In other words, the reason the industry is so unregulated and, if we believe my dad, ‘a portal to the porn industry’, is that despite being one of the most lucrative industries in the world, fashion is seen as frivolous. Perhaps this contradiction – the extent to which we buy into fashion and simultaneously shun it – is partly a product of our uneasiness with femininity. ‘Frivolous’ is, quite often, code for girly. It’s make-up and accessories, lacy doilies and pink china dogs It’s that pernicious Professor Umbridge’s decorative-cat-plate collection in Harry Potter.

It’s an excess of care about appearances. Better feminists, of course, avoid girly-ness by cultivating armpit gardens, avoiding mirrors and retail outlets, and never ever reading Vogue. Giving too much thought to our appearance reminds us of the bad old days when we had to think about doilies because we were busy being oppressed by ‘the man’. Better feminists don’t need fashion. Better feminists are confident. They know who they are. They probably know how to wring a chicken’s neck. Better feminists would look at those runway models and see ‘materialism’. They wouldn’t see the way they float as if unencumbered by reality.

An email arrived reminding me to send the money for the place sponsorship as soon as possible. My mouse hovered over the button that would send the money from my own account – almost all the savings I had.
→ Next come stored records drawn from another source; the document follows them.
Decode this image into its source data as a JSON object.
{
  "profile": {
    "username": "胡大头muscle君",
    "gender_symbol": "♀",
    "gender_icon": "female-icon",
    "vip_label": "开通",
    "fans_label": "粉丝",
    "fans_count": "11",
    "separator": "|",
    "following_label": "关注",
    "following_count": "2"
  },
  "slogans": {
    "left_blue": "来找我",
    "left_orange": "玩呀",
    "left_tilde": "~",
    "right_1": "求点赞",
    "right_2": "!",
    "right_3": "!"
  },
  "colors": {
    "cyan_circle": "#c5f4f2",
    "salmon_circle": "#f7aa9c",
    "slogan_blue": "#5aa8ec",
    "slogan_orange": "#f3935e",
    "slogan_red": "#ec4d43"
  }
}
And still, requests kept finding me on Star Now. I turned down a request for a weekend of naked ‘art’ photo shoots in Central Otago but accepted a hair modelling gig run by a salon who were showcasing products to Dunedin hairdressers. I spent the day having my hair glossed and curled into an impressive ginger afro, and walking a catwalk with a group of excited girls wearing the latest Company of Strangers collection. When one of the younger girls worried she’d mess up the walk, I reassured her.

“You’ll be fine. It’s all about confidence,” I said, and then I went out there and walked confidently in the wrong direction. I watched the footage of myself afterwards and cringed. I didn’t look towards the camera at the right time. I didn’t place my body in the right way. My arms were like white sausages.

But still, I persisted. I met with a friend of mine who reported for the local newspaper and convinced her to do an article to ask for sponsors. ‘Heading to the Catwalks of London’ the article read. I told her that modelling had made me more confident. But I didn’t believe it.

I waited for responses in my inbox but received nothing. Finally, nearing the end of the week, I received one email from a lady who had read the article. She offered me a free lesson in ‘nurturing my feminine essence’. I accepted, of course, and she was lovely. I almost wished I could have been the kind of person who could close their eyes in public.

As I walked the fifty minutes back to my flat in the spitting rain, decrying my immature tendency to wear shorts in response to any brief gap in cloud-cover, I realised I didn’t want to be a mythical creature. I was done with bikinis. I was done with smiling and tightening my stomach muscles and wearing heels. I was done with sending letters to strangers asking for money I didn’t deserve. The Cinderella in my head gave up her dream of being discovered and resolved to discover herself. I decided to take control. I decided to become a novelist.